Jane Farrell – Head of Security UK and Ireland at Sodexo
Arevika Stepanian – ASIS UK Board Director for Diversity, Equity & Inclusion
Oliver Lincoln – UK Sales Manager, Securitas Security Services

Key points

Jane Farrell has been promoting diversity, first with regards to gender and latterly disability, for a decade, specifically in making the workplace more welcoming for different people. There are many engagement groups now focussing on raising awareness and helping to celebrate everyone’s contribution. Jane welcomes the regulator’s Handbook on disability, the growing recognition that the disabled are underrepresented in security but calls for more focus on the significant opportunities that exist but are not promoted. She questions whether many of the initiatives have the desired effect, namely in achieving change. Fair recruitment is key including changing the bias in the way interviews take place, but so is changing the macho image which still dominates perceptions of security, not least from those outside the sector and prevents it from being attractive to them.

Arevika Stepanian notes that increasingly companies are embracing diversity and benefiting accordingly. The fact is that in security not everyone is always welcome, and the police/military/masculine tradition does not help. Eleven million people in the UK have some form of disability but they are underrepresented in security. Moreover, the LGBTQ community fear discrimination and are concerned that they will receive negative comments from colleagues. Arevika calls for the appointment of employment champions and campaigns aimed at employees sharing concerns and highlighting the challenges they face. Training is vital but it must be meaningful; surveys of staff are key to increasing understanding; promoting a positive image needs to be internal and external; and leadership needs to lead on culture change such that wellbeing is recognised as a priority.

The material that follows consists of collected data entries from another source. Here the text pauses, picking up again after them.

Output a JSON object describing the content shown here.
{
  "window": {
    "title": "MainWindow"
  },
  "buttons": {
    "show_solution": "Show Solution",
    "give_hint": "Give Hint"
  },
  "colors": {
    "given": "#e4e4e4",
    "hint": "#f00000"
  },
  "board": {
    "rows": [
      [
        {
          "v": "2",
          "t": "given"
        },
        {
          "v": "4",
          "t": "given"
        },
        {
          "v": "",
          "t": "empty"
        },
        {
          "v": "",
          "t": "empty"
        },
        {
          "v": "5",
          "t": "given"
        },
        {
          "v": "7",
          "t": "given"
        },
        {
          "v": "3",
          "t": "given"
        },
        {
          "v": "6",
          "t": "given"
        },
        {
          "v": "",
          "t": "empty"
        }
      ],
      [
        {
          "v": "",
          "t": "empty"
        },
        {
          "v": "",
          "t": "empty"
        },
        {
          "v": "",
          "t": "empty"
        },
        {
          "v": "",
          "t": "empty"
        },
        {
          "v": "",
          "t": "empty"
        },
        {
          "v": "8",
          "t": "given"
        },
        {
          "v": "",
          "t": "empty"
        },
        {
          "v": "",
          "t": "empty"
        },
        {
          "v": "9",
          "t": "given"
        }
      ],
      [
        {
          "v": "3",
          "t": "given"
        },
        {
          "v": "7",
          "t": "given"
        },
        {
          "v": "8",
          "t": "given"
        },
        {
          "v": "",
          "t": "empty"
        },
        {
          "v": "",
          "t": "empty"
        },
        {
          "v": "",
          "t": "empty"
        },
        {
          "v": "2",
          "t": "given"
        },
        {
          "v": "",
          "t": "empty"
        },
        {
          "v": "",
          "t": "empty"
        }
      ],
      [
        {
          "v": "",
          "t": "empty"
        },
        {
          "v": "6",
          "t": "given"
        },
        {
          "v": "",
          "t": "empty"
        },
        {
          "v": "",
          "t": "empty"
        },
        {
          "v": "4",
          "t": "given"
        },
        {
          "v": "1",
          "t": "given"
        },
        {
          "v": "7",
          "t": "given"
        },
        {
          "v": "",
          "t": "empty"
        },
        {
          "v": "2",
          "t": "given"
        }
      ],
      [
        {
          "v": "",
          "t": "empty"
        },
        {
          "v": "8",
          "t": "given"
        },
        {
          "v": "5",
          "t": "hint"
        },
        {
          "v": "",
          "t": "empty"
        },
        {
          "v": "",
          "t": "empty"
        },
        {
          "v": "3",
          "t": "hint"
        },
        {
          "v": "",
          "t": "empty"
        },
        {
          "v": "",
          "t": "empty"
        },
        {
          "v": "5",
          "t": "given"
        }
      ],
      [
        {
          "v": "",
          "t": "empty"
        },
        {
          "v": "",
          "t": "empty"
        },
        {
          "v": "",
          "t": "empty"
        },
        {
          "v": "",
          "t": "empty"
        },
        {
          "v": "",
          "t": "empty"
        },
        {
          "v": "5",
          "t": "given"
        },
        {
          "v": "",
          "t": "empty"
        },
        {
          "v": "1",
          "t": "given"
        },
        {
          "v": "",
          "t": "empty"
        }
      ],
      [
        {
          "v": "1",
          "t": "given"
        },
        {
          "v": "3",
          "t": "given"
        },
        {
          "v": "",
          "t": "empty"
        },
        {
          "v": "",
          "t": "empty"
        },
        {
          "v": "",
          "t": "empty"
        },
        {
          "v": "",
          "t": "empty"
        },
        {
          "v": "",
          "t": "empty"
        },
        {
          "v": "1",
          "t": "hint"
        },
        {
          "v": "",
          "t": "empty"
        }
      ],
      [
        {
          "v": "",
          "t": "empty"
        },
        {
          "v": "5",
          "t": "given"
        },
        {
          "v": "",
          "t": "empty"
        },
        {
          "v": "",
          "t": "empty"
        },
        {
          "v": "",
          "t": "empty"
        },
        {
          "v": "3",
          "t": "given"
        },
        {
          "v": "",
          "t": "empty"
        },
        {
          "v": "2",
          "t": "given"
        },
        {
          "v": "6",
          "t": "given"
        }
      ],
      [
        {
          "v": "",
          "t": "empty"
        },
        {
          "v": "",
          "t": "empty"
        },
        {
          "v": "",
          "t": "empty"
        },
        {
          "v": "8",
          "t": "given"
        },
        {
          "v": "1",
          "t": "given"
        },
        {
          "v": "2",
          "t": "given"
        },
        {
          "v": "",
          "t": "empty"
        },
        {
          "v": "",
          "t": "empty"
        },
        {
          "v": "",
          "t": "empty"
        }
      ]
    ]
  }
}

Oliver Lincoln notes that when he joined the security sector he was surrounded by white straight men and it can be intimidating. Coupled with that was the fear of coming out and the potential that it could result in being isolated. He calls for care in the language used at work (and the need to challenge positively); it conveys meaning and it matters. Oliver started to speak out and in doing so found a community; he is committed to ensuring others don’t need to suffer discrimination. He has found security to be a good industry but with a need to demonstrate that it is truly welcoming. There is an opportunity to attract a more diverse workforce. He underlines the importance of education and using inspirational stories; of providing a safe space; of thinking about LGBTQ advisors; of ensuring people feel valued and safe at work. Visible signs can be helpful, such as a lanyard. In a survey last year 14% said they were not heterosexual, the remainder included those who did not want to say but it means up to 14% of the workforce may feel isolated and there is a big opportunity here.

There is so much to be done, where do we start? Jane emphasised the importance of the industry taking a lead in redefining the security role and rendering security a more welcome home for more people. Areveka called for every company to appoint a wellbeing and EDI person with a passion to promote change. Oliver underlined the importance of taking action, this issue is not about ticking boxes, it is about harnessing an opportunity.